Gilbert se glissa comme un serpent jusqu’au mur en terrasse surmonté d’une haie de lilas, laquelle, au mois de mai, répandait son parfum et secouait ses fleurs sur les passants qui longeaient le mur de cette allée creuse qui sépare le grand Trianon du petit.

Arrivé à ce point, les regards de Gilbert, habitués à l’obscurité, virent Nicole qui vidait sur une pierre, en deçà de la grille, et prudemment placée hors de la portée de la main de M. de Beausire, la bourse donnée par M. de Richelieu.

Les gros louis en ruisselaient bondissants et reluisants, tandis que M. de Beausire, l’œil allumé et la main tremblante, regardait attentivement Nicole et les louis sans comprendre comment l’une possédait les autres.

Nicole parla.

– Plus d’une fois, dit-elle, vous m’avez proposé de m’enlever, mon cher monsieur de Beausire.

– Et de vous épouser même! s’écria l’exempt tout enthousiasmé.

– Oh! quant à ce dernier point, mon cher monsieur, dit la jeune fille, nous le discuterons plus tard: pour le moment fuir est le principal. Pouvons-nous fuir dans deux heures?

– Dans dix minutes, si vous voulez.

– Non pas; j’ai quelque chose à faire auparavant, et ce que j’ai à faire demande deux heures.

– Dans deux heures comme dans dix minutes, je suis à vos ordres, tendre amie.

– Bien! prenez cinquante louis – la jeune fille compta cinquante louis et les passa par la grille à M. de Beausire, lequel, sans les compter, lui, les engouffra dans la poche de sa veste -; et, dans une heure et demie, continua t-elle, soyez ici avec un carrosse.

– Mais…, objecta Beausire.

– Oh! si vous ne voulez pas, prenons que rien n’est convenu entre nous et rendez-moi mes cinquante louis.

– Je ne recule pas, chère Nicole; seulement, je crains l’avenir.

– Pour qui?

– Pour vous.

– Pour moi?

– Oui. Les cinquante louis disparus, et ils finiront par disparaître, vous allez vous trouver à plaindre, vous allez regretter Trianon, vous allez…

– Oh! comme vous êtes délicat, cher monsieur de Beausire! Allons, allons, ne craignez rien, je ne suis pas de ces femmes que l’on rend malheureuses, moi; n’ayez donc pas de scrupules: d’ailleurs, après ces cinquante louis, nous verrons.

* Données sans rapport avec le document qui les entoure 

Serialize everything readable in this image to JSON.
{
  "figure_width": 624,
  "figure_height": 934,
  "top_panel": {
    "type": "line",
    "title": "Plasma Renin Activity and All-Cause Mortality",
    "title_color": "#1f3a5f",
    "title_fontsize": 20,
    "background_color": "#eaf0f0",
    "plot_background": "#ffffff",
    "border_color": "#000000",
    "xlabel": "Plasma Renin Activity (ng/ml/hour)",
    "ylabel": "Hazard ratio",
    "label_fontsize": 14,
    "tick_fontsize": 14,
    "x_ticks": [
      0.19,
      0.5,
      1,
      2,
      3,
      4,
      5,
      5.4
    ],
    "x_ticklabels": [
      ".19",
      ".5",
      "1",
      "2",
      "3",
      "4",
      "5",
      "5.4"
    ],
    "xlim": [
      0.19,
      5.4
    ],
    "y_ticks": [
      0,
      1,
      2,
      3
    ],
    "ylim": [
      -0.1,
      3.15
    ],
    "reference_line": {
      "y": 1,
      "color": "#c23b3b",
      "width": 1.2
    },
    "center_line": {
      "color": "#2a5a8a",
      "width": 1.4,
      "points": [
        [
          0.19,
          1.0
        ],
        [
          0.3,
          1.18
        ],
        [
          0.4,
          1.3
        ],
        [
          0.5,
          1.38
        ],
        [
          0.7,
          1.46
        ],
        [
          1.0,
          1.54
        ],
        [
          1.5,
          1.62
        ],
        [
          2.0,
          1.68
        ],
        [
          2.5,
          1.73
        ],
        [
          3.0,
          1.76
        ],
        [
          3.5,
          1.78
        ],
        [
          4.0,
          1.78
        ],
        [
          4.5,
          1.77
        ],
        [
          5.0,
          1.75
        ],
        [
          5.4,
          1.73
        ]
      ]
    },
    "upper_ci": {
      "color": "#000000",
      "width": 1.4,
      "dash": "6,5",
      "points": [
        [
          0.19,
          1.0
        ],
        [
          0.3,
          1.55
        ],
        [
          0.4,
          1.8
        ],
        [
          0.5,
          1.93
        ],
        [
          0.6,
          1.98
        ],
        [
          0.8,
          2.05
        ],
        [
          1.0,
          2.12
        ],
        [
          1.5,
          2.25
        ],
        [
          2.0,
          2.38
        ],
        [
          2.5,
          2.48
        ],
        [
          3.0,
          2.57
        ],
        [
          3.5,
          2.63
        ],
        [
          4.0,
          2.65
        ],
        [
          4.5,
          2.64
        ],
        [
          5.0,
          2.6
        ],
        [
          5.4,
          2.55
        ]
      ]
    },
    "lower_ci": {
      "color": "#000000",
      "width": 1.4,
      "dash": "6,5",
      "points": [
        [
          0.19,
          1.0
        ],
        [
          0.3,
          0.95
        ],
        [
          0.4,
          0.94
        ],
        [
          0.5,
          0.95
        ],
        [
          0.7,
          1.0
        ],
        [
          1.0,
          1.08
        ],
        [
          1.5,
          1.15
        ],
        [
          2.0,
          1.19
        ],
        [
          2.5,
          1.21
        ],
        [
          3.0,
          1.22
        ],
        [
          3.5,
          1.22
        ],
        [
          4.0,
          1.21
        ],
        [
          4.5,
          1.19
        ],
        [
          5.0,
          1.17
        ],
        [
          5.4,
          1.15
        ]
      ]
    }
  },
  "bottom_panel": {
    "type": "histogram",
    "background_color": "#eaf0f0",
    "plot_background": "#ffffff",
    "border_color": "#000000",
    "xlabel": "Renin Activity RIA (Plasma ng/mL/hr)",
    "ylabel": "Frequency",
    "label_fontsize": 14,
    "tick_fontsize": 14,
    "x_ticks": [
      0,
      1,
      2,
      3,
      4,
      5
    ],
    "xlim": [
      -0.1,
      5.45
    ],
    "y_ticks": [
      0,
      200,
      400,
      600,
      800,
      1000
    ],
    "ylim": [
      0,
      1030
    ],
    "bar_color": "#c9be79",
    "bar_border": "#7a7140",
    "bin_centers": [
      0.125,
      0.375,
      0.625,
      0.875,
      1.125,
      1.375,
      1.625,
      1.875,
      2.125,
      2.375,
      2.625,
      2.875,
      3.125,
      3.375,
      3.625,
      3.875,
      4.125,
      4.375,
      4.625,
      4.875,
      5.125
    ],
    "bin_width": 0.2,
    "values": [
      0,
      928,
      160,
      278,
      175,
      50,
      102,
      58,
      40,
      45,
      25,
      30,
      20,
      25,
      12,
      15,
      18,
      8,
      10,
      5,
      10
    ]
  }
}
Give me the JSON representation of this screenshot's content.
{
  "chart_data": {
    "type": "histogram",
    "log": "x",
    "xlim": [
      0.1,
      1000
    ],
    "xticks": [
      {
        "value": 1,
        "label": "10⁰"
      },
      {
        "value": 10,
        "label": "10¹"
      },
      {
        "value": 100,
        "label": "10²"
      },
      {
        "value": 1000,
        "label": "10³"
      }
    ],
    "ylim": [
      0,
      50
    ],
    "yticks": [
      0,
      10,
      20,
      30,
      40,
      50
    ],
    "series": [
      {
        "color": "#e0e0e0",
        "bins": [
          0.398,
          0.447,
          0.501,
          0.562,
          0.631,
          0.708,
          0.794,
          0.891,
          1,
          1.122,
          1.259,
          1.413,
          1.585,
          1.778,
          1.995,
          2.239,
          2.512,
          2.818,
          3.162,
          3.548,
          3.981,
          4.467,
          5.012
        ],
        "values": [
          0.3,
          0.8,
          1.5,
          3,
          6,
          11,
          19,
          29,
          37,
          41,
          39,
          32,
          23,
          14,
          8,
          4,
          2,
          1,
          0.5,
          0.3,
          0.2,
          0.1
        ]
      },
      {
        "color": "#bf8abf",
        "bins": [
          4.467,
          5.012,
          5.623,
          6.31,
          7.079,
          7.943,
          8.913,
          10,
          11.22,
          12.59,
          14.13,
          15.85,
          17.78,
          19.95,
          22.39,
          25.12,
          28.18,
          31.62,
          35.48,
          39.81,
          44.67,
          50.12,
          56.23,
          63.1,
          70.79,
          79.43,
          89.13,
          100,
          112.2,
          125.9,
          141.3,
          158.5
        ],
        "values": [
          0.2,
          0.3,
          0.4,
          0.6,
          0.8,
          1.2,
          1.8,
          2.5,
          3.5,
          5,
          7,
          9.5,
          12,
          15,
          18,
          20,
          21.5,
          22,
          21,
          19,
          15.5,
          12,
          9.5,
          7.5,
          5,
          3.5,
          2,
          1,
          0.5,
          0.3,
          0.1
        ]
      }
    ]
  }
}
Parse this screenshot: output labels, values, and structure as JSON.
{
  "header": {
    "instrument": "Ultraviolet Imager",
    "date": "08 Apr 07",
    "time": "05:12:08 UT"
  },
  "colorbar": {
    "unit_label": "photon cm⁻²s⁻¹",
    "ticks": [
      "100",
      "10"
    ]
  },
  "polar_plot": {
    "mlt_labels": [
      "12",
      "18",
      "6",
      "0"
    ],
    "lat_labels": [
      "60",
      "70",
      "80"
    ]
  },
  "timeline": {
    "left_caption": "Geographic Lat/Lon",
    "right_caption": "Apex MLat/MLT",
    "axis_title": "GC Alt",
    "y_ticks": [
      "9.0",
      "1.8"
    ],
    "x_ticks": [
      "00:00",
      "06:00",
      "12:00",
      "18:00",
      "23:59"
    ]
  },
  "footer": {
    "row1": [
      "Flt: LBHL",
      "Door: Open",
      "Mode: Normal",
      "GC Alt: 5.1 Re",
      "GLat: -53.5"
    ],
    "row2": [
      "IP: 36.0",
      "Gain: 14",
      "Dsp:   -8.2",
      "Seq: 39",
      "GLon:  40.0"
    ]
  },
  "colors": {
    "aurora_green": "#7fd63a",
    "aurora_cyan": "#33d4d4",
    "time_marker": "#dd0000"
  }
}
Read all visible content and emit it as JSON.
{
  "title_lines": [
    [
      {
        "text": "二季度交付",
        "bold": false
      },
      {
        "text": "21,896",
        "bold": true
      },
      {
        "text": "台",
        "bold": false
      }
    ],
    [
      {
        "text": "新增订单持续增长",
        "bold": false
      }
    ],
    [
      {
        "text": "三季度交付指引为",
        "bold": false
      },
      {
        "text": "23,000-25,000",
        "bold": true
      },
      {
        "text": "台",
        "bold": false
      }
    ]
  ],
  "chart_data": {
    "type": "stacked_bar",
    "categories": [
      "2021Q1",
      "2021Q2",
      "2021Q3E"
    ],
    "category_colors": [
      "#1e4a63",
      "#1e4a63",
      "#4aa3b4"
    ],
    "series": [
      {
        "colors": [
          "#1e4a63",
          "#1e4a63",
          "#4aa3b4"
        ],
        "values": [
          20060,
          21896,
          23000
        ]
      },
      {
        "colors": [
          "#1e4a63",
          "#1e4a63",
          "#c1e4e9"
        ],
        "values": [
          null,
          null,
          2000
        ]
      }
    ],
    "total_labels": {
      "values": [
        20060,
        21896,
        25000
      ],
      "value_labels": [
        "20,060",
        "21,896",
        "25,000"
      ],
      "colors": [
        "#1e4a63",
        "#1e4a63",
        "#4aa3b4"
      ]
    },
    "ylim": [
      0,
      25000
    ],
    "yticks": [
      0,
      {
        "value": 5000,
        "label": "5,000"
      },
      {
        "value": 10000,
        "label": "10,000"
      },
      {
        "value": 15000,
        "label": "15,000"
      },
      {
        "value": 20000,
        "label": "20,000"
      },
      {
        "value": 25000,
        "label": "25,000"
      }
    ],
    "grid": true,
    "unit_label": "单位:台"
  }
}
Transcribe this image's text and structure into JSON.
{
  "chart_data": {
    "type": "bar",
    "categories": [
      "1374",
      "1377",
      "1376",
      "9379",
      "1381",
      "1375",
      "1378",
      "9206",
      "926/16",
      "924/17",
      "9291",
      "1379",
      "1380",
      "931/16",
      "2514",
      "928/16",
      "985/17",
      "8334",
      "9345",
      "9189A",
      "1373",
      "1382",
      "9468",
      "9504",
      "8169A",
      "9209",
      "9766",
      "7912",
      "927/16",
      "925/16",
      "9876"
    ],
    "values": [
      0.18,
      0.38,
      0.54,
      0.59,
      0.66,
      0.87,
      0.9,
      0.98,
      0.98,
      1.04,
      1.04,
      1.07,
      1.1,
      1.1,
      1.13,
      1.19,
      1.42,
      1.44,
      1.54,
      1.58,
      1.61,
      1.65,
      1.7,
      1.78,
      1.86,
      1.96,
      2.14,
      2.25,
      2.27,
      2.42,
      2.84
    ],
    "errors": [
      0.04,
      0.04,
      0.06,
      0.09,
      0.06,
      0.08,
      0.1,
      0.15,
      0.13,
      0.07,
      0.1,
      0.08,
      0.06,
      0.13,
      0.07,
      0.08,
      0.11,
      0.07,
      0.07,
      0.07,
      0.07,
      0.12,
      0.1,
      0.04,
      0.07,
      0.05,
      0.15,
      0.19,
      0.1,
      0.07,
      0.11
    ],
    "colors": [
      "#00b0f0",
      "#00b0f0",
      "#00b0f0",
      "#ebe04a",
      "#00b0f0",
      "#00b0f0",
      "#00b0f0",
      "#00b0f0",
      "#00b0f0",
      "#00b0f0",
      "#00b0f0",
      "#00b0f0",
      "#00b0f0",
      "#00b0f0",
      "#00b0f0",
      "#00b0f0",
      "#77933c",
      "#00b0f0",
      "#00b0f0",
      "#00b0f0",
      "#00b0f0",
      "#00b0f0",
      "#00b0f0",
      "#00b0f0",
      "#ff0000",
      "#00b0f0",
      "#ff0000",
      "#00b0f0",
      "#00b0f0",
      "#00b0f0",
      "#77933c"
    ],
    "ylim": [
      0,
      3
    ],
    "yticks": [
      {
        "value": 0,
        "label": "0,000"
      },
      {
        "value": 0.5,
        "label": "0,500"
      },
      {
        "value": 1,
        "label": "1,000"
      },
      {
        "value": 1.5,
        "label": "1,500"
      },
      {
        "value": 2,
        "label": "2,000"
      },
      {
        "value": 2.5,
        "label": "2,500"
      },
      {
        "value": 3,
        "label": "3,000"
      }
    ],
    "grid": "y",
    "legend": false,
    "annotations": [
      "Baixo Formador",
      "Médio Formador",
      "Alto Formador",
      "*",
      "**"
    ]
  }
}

Et Nicole fit sonner les cinquante autres restés dans la bourse.

Les yeux de Beausire étaient phosphorescents.

– Pour vous, dit-il, je me jetterais dans un four brûlant.

– Oh! là! là! on ne vous demande pas tant, monsieur de Beausire; ainsi, c’est convenu, dans une heure et demie le carrosse, dans deux heures la fuite.